The Golds’ work doesn’t stop in the orchard or at the grading machine. Lynette, Lawrence’s wife, sets a breakneck pace in the farm stand’s kitchen, which, on the day I visited, was as spotless as one in a model home even though she and her two helpers were busily canning preserves, feeding homemade peach ice cream into the soft-serve machine, and baking a couple dozen pies. Luana was also in the kitchen that day, but she didn’t look comfortable in this dauntingly domestic scene. “There’s no place she’d rather be than out in the orchard with her father, driving the tractor or whatever,” Lynette explained. “She’s the son we never had.” This make-believe son, however, was gal enough to be a duchess in the JAMboree Peach Court of 1985. Just don’t ask her to taste the cash crop. “I love to work with peaches,” Luana confessed, “but I hate to eat them.”

And they say irony is dead, I thought, as I polished off my second piece of pie. This family sideline—Lynette’s brainchild, born four years ago—has taken off faster than you can say “flaky cinnamon crust.” During the JAMboree, they sell more than sixty pies a day. Luckily, Lynette, a petite woman with the energy of a hummingbird and the rainy-day instincts of the proverbial ant, is prepared for this year’s crop flop. When I checked in with her in April, she assured me that if, as expected, Gillespie County peaches are scarcer than minimalist B&B’s this summer, there will still be pies aplenty. Her five big freezers are packed with more than a thousand gallons of bagged and labeled peaches that she has stockpiled in better years. She even has enough to sell to the Stonewall Chamber of Commerce so they’ll have something to serve with the ice cream at this year’s JAMboree (June 20 and 21).

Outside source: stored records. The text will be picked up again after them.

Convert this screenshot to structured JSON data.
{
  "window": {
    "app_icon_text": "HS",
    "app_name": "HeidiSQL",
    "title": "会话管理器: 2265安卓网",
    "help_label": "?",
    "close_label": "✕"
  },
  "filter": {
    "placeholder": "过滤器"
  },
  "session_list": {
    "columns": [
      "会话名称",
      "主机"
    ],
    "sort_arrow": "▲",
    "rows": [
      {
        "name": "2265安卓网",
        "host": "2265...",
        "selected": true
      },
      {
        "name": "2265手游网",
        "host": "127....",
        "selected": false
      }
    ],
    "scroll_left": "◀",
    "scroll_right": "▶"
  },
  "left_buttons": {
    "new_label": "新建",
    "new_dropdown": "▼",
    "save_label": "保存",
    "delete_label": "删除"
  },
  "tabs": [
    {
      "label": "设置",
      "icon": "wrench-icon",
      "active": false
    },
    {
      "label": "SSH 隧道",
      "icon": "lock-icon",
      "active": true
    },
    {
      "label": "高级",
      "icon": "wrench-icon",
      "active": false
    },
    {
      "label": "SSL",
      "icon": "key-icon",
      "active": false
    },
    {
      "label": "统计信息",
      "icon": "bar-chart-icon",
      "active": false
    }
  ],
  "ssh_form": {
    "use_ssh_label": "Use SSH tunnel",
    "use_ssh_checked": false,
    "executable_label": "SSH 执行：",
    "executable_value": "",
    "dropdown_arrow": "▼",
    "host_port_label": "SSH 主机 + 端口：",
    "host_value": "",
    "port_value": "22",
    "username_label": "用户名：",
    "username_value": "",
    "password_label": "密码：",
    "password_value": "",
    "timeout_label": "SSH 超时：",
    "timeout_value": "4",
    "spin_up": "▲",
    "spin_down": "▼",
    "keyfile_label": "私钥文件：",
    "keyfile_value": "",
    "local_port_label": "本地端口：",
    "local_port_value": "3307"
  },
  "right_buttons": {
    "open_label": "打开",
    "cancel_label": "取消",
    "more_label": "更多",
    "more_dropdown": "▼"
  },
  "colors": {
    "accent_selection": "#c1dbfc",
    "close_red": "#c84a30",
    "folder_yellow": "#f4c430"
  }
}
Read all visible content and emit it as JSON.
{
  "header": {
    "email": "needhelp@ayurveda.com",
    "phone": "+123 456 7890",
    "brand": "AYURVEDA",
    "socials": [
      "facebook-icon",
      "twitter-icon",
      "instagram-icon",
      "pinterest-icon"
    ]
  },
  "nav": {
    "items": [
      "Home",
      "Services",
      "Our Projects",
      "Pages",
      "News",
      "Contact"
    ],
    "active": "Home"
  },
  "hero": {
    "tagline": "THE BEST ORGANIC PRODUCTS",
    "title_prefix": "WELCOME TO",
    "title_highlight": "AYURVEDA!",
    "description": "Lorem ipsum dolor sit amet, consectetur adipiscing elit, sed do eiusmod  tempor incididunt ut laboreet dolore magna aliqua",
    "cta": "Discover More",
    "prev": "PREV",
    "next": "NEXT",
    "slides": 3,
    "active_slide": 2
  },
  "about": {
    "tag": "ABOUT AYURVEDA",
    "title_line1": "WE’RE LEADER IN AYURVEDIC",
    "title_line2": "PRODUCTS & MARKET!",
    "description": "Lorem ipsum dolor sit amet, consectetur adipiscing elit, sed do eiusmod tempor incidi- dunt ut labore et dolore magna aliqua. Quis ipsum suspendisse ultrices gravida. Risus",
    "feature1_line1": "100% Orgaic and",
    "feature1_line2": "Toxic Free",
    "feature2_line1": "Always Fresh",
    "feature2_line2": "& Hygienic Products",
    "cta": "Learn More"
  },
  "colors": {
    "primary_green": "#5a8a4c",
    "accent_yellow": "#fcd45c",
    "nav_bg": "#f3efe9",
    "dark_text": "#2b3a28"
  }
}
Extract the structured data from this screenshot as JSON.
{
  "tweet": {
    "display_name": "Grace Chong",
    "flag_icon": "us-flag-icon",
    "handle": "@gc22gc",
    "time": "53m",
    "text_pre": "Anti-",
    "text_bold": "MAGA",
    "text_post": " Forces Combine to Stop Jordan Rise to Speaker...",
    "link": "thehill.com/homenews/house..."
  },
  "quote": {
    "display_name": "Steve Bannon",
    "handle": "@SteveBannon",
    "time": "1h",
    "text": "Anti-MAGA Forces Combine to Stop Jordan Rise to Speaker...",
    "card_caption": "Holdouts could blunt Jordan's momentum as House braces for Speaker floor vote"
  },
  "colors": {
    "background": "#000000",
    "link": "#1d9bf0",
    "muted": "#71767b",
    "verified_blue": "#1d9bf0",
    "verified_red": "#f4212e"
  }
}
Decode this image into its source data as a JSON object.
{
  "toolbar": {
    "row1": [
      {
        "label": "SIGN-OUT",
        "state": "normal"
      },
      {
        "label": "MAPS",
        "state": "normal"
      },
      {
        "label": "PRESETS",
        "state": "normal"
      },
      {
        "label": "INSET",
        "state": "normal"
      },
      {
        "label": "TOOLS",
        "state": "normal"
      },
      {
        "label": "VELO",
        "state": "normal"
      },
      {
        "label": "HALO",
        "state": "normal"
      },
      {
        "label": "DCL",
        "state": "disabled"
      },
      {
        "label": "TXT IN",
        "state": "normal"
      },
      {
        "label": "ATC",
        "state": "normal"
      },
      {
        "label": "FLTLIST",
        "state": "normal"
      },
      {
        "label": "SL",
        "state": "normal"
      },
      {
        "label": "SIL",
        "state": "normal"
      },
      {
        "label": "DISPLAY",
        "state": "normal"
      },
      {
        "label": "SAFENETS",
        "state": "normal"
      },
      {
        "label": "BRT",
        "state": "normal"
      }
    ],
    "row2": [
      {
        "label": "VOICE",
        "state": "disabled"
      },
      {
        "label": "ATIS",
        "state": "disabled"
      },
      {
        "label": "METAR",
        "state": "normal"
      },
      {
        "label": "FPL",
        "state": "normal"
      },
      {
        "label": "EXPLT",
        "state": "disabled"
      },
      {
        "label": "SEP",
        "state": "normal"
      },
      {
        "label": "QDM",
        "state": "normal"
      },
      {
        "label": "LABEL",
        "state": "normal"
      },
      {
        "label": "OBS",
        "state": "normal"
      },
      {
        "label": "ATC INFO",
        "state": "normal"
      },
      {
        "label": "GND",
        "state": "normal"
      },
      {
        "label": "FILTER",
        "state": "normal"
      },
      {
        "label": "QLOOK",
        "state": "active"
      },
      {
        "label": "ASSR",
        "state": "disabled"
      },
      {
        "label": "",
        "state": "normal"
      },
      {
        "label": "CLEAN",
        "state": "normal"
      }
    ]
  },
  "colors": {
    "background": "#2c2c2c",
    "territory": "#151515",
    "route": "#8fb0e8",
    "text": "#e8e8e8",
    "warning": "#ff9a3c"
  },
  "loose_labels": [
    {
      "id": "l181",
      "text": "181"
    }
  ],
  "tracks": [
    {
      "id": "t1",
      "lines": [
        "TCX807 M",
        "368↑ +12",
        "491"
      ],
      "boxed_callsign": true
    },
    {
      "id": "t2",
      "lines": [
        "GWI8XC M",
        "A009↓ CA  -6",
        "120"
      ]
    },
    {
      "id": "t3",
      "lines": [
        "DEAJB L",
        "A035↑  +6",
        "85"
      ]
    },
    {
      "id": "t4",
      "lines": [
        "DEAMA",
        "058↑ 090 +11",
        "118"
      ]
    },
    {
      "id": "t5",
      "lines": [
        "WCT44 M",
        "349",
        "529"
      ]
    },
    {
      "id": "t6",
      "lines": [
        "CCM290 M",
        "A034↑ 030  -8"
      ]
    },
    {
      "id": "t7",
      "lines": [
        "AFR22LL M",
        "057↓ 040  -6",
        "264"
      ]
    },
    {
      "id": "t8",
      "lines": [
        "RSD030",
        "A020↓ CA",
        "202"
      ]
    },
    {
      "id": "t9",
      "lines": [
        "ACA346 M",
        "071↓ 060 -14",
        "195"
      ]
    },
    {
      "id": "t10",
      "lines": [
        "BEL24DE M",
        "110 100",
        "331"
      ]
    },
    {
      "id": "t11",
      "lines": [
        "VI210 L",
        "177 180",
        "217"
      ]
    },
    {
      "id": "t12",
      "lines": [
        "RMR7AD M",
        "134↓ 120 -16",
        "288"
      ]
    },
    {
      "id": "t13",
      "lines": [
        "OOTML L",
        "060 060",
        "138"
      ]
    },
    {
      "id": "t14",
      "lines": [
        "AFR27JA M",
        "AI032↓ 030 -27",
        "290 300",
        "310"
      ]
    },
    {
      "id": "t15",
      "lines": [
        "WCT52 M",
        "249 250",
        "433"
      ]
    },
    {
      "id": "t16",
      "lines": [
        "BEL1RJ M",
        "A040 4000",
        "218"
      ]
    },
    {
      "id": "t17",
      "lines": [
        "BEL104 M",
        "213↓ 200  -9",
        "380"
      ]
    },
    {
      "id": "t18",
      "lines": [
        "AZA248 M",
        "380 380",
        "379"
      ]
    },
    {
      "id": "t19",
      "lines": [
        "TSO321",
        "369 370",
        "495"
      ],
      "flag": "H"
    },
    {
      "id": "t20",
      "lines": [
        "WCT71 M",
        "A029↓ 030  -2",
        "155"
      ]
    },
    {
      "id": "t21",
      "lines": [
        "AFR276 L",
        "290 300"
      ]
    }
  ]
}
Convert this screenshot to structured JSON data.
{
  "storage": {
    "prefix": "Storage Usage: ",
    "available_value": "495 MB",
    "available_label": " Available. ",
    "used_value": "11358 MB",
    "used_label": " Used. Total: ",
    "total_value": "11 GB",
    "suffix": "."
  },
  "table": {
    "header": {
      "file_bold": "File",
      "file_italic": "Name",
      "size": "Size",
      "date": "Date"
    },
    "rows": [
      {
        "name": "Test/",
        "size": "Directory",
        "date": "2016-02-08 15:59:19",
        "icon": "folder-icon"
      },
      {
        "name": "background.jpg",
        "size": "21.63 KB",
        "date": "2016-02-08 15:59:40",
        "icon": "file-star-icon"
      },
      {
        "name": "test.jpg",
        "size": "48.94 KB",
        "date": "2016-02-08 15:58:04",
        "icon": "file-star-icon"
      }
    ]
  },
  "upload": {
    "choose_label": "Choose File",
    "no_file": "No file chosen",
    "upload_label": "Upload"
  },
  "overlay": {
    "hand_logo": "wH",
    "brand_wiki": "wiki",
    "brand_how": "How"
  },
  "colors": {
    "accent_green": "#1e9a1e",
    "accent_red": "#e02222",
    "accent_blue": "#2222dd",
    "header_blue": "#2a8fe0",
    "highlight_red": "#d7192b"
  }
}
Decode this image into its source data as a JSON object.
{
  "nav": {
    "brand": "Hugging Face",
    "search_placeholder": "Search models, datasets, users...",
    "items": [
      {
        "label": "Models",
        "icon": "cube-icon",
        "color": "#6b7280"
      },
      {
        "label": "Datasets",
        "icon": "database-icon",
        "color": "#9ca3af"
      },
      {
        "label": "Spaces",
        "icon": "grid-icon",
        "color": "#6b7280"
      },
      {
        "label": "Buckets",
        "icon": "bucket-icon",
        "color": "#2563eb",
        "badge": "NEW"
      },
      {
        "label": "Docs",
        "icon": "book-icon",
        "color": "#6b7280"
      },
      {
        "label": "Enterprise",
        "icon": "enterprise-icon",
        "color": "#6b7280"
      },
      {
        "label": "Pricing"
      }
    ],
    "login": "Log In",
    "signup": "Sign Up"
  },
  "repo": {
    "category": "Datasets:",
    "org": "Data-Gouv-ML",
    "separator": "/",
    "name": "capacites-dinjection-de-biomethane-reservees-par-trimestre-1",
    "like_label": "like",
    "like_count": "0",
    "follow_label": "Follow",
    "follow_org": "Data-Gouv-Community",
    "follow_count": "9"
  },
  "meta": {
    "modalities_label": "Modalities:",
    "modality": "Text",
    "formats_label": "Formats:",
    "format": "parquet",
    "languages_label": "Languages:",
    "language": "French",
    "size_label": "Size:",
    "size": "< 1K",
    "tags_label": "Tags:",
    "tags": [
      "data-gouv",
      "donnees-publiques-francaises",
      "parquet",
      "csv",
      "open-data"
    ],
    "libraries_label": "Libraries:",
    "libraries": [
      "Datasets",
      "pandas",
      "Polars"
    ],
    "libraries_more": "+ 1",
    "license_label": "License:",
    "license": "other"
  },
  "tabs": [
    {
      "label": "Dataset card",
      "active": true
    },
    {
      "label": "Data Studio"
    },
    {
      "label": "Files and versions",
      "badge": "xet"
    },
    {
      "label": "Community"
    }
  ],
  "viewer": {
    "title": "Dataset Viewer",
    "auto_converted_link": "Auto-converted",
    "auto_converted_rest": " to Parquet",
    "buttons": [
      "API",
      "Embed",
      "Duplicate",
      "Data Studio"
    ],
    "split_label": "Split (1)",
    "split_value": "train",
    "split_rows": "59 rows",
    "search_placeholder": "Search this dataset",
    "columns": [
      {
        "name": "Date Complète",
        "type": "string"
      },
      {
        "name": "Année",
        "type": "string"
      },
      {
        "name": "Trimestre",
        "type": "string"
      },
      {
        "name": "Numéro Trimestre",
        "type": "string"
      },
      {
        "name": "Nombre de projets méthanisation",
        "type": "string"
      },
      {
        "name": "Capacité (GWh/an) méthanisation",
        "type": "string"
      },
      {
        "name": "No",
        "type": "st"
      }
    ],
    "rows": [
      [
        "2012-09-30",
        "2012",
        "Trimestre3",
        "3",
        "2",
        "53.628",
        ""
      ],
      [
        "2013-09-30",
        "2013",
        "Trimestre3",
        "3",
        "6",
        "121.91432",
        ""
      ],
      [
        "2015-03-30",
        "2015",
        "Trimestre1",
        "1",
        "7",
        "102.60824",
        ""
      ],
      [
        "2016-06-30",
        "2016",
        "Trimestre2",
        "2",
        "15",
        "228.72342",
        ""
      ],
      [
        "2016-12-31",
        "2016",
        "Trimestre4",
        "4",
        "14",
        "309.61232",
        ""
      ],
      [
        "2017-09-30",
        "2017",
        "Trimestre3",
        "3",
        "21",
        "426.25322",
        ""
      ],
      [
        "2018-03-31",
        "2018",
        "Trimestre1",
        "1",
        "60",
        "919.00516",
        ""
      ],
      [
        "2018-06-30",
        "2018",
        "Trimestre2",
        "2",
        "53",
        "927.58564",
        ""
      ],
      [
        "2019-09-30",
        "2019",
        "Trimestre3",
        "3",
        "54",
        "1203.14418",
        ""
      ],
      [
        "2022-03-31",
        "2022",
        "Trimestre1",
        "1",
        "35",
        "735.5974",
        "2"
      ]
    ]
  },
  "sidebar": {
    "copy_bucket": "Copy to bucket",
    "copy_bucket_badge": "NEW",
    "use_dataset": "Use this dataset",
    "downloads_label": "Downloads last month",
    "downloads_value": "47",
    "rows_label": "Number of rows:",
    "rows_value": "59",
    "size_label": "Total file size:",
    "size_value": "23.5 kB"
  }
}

But even at the 2001 JAMboree, the peach pickings were shockingly slim: store-bought ice cream topped with frozen peaches, doughy cobbler, peach freezes with more vanilla than fruit. No shortage of nachos and sausage-on-a-stick, though (maybe Luana was in charge of the food). I envied the pie-and-cobbler judges, who were happily sampling dozens of entries, safely cordoned off from peach-deprived fairgoers like me.

Cleansing their palates with soda crackers between bites, the lucky judges rated the contenders on appearance, peachiness, and crust. Betty Nebgen, who was standing nearby—she was in charge of the contest for 21 years before passing the mantle to Marjorie Otte in 2000—explained the rules to me: No pie or cobbler can include ingredients that require refrigeration, like cream cheese, and entries are disqualified if the taste of peaches is overwhelmed by, say, too many almonds or, in the case of one entry a few years ago, Red Hots. “The Red Hots gave the pie a real pretty color,” said a diplomatic Nebgen, “and it tasted real good. But not like peaches.”

Maybe I could get my piece of the pie at the festival’s peach auction, I thought, where the top winners in all the categories—from fresh peaches to jams and jellies—are sold to the highest bidder (a portion of the proceeds goes to the chamber of commerce). But when I watched the heaviest peach go for a whopping $500 and the prettiest one for a princely $600, I realized that my chances of snagging even the fifth-place cobbler were hopeless. I wonder, though, if I’d known then what I know now—that Texas peaches are fragile treasures that we should never take for granted—would any price have seemed too high?